Appendix B
In this section, we show our implementations of BiCGStab [33]. This iterative Krylov-subspace method requires a matrix A and a left-side vector b, and returns an approximate vector solution x of the system Ax = b. The algorithm (2) presents the general steps of the BiCGStab method.
Algorith 2 BiCGStab
1: r0 ← b − Ax0
2: r*0 arbitrary
3: p0 ←r0
4: for j= 0, 1... jmax do:
5: αj ← (rj, r*0)/(Apj, r*0)
6: sj ← rj − αj Apj
7: wj ← (Asj, sj)/(Asj, Asj)
8: xj+1 ← xj + αj pj + wj sj
9: rj+1 ←sj− wjAsj
10: βj ← (rj+1, r*0)/(rj, r*0) × αj /wj
11: pj+1 ← rj+1 + βj ( pj + wj Apj )
12: end for
The corresponding CUDA implementation used in this work is presented below.

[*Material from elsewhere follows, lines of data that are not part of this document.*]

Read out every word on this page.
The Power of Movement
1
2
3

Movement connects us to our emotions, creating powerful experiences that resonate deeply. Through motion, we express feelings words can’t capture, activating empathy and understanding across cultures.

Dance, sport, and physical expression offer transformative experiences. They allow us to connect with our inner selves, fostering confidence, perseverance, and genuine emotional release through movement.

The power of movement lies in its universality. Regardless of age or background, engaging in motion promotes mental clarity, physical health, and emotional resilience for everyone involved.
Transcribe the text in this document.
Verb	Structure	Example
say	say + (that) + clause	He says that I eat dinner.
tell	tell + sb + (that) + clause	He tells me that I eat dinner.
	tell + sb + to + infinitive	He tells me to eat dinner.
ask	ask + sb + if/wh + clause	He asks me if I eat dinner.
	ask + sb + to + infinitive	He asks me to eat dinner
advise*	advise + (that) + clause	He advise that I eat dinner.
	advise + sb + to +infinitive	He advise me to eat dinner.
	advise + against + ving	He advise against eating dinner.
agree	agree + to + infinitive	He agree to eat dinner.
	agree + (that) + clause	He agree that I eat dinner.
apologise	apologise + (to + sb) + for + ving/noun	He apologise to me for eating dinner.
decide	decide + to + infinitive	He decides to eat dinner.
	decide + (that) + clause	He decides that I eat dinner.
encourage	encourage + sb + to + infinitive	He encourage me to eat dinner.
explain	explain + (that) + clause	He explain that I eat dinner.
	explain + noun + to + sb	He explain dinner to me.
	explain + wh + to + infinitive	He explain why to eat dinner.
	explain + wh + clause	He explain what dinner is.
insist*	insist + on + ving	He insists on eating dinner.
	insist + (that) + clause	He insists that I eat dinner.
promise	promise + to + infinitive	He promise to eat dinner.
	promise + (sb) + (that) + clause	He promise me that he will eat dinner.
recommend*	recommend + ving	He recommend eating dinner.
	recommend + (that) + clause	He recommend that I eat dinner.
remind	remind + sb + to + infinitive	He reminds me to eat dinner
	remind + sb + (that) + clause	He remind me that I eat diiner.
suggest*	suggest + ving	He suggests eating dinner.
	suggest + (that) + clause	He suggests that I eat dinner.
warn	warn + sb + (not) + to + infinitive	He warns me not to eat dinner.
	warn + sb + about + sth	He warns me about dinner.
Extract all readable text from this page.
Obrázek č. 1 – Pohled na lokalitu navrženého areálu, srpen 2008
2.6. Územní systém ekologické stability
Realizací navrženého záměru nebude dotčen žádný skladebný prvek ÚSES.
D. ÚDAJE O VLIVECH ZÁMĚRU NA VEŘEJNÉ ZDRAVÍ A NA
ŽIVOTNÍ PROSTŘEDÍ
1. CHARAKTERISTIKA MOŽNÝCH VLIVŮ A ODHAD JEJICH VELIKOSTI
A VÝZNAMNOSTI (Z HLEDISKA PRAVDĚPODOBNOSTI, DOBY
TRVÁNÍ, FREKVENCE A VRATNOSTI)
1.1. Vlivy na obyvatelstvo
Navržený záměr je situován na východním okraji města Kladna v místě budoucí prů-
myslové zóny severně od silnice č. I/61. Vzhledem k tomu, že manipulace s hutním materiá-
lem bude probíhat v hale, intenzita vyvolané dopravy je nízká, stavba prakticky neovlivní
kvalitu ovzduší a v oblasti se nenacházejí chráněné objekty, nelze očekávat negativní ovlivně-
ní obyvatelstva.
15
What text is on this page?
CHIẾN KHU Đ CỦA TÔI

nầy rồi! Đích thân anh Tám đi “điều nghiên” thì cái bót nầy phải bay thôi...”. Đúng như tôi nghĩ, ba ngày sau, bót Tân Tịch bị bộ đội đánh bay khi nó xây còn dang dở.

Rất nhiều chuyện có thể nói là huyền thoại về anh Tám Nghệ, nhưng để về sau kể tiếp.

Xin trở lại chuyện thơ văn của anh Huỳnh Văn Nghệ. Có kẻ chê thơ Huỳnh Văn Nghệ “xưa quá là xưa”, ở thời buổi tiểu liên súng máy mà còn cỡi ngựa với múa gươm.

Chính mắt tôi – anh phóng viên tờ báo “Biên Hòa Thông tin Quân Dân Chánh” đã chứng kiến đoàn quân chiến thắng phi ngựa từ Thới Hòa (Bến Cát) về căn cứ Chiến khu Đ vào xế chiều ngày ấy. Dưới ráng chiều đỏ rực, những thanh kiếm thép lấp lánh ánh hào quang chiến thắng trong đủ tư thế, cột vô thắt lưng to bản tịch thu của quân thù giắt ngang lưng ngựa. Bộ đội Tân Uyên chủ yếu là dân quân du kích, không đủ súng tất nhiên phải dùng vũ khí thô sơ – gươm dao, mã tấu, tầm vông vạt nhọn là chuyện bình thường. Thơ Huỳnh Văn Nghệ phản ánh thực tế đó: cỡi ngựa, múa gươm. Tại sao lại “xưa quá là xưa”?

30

init_res = cublasDnrm2(N,d_r,1);
if(init_res!=0.0) init_res=1./init_res;
else return false;cusparseDcsrmv(handle,CUSPARSE_OPERATION_NON_TRANSPOSE, N, N,-1.,
descr, d_val, d_row, d_col, d_x, 1., d_r);
res = cublasDnrm2(N,d_r,1);
res *= init_res;
if (res < tol) return true;cublasDcopy(N,d_r,1,d_rtilde,1);
while ( res > tol && k <= max_iter) {
ri_0 = cublasDdot(N,d_rtilde,1, d_r,1);
if (ri_0 == PrecType(0)) {
return false;
}if (k!=1){
if (omega == 0.) {
return false;}
beta = (ri_0 / r_ant) * (alpha / omega);
cublasDaxpy(N,-omega,d_Ap,1,d_p,1);
cublasDscal(N,beta,d_p,1);
cublasDaxpy(N,PrecType(1),d_r,1,d_p,1);
} else {
cublasDcopy(N,d_r,1, d_p,1);
}
cusparseDcsrmv(handle,CUSPARSE_OPERATION_NON_TRANSPOSE, N, N, 1.,
descr, d_val, d_row, d_col, d_p, 0., d_Ap);
alpha = ri_0 / cublasDdot(N,d_Ap,1, d_rtilde,1);
cublasDcopy(N,d_r,1,d_s,1);
cublasDaxpy(N,-alpha,d_Ap,1,d_s,1);
if ( cublasDnrm2(N,d_s,1)*init_res < tol ) {
cublasDaxpy(N,alpha,d_p,1,d_x,1);
return true;
}
cusparseDcsrmv(handle,CUSPARSE_OPERATION_NON_TRANSPOSE, N, N, 1.,
descr, d_val, d_row, d_col, d_s, 0., d_As);
omega = cublasDdot(N,d_As,1,d_s,1) / cublasDdot(N,d_As,1,d_As,1);
cublasDaxpy(N,alpha,d_p,1,d_x,1);
cublasDaxpy(N,omega,d_s,1,d_x,1);
cublasDcopy(N,d_s,1,d_r,1);
cublasDaxpy(N,-omega,d_As,1,d_r,1);
r_ant = ri_0;
res=cublasDnrm2(N,d_r,1)*init_res;
k++;
}
if(res < tol && k <= max_iter) return true;
else return max_iter+1;
The original matrix A was stored in the d_val, d_row and d_col arrays (format CRS), the left-side vector b in the d_r array, and the vector solution x was stored in the d_x array. For the PETSc implementation, only minimal changes must be done, changing for example, line with the matrix vector product in CUDA
cusparseDcsrmv(handle,CUSPARSE_OPERATION_NON_TRANSPOSE, N, N,-1.,
descr, d_val, d_row, d_col, d_x, 1., d_r);
by the line
ierr = MatMult(A,x,r);
where A, x, r are PETSc matrix and vectors.